Un nouveau levier s’abaisse, et la lumière s’éteint. Je tourne la barre frénétiquement vers bâbord. Parfois, ça suffit. Mais le seul moyen d’échapper à la Royale, c’est d’aller dans l’angle mort de leurs terribles zeppelin avant qu’ils ne tirent répétitivement tout autour d’eux. Or, ils n’ont qu’un seul angle mort : en dessous. Qui serait assez fou pour se diriger plein gaz vers un vaisseau de guerre comme celui là?

Une manoeuvre difficile, peu survivent à une attaque de la Royale. J’en suis à ma quatrième. Une pensée me revient. Des devoirs de maths, non mais franchement…

Toute la nacelle vrombit alors que les mécanos poussent les moteurs au maximum. Nous sommes à portée du long zeppelin qui nous traque. Il est au moins deux fois plus long. Un superbe navire céleste à quatre moteurs pour huit hélices, rapide et sans aucune maniabilité.

Ils tirent.
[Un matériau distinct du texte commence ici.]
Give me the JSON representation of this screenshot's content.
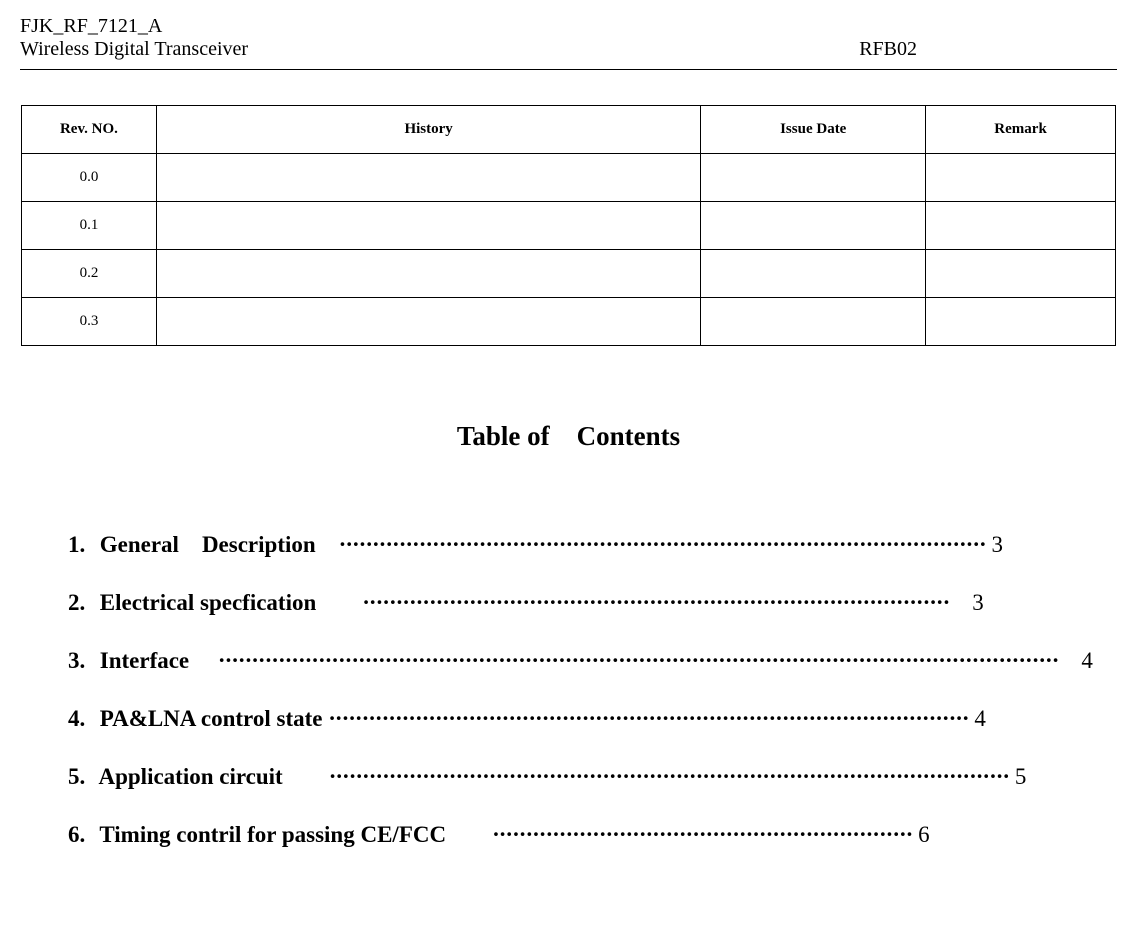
{
  "header": {
    "doc_id": "FJK_RF_7121_A",
    "doc_title": "Wireless Digital Transceiver",
    "doc_code": "RFB02"
  },
  "rev_table": {
    "columns": [
      "Rev. NO.",
      "History",
      "Issue Date",
      "Remark"
    ],
    "rows": [
      {
        "rev": "0.0",
        "history": "",
        "date": "",
        "remark": ""
      },
      {
        "rev": "0.1",
        "history": "",
        "date": "",
        "remark": ""
      },
      {
        "rev": "0.2",
        "history": "",
        "date": "",
        "remark": ""
      },
      {
        "rev": "0.3",
        "history": "",
        "date": "",
        "remark": ""
      }
    ]
  },
  "toc": {
    "title": "Table of Contents",
    "items": [
      {
        "num": "1.",
        "label": "General Description",
        "dots": "·································································································",
        "gap_before_dots": " ",
        "gap_before_page": " ",
        "page": "3"
      },
      {
        "num": "2.",
        "label": "Electrical specfication",
        "dots": "························································································",
        "gap_before_dots": "  ",
        "gap_before_page": " ",
        "page": "3"
      },
      {
        "num": "3.",
        "label": "Interface",
        "dots": "······························································································································",
        "gap_before_dots": "  ",
        "gap_before_page": " ",
        "page": "4"
      },
      {
        "num": "4.",
        "label": "PA&LNA control state",
        "dots": " ································································································",
        "gap_before_dots": " ",
        "gap_before_page": " ",
        "page": "4"
      },
      {
        "num": "5.",
        "label": "Application circuit",
        "dots": "······································································································",
        "gap_before_dots": "  ",
        "gap_before_page": " ",
        "page": "5"
      },
      {
        "num": "6.",
        "label": "Timing contril for passing CE/FCC",
        "dots": "·······························································",
        "gap_before_dots": "  ",
        "gap_before_page": " ",
        "page": "6"
      }
    ]
  }
}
Aucun dirigeable dans leur ligne de mire ne pourrait résister à ça : n’importe quel aéronef touché par cette pluie de feu serait condamné à une chute vers la mer en furie. Mais nous ne sommes plus dans leur ligne de mire. Nous sommes quasiment sous la passerelle de commandement, où les officiers de la Royales doivent hurler leurs ordres dédiés à nous abattre. Le brouillard nous protège mais la fumée de nos moteurs sera rapidement visible. nous continuons donc encore un peu pour se loger sous une partie aveugle de leur zeppelin avant de faire demi tour pour accompagner son avancée. Encore deux ou trois salves, et le commandant de ce monstre sera convaincu de nous avoir abattu.

Une fois assuré d’avoir accompli sa mission, le zeppelin pousse ses moteurs et s’éloigne à une vitesse largement supérieure à celle que nous pourrions atteindre. Une demi heure plus tard, je rallume la passerelle puis les projecteurs et je reprends de l’altitude. On ne sait jamais à quel point la mer est proche de notre navire, et elle l’est souvent plus qu’on ne le croit.

Je retourne alors finir ma nuit. En me rendormant, j’ai une pensée pour cet autre moi qui faisait ses devoirs. Heureusement que ce n’était qu’un rêve. Personne ne souhaiterait vivre comme ça.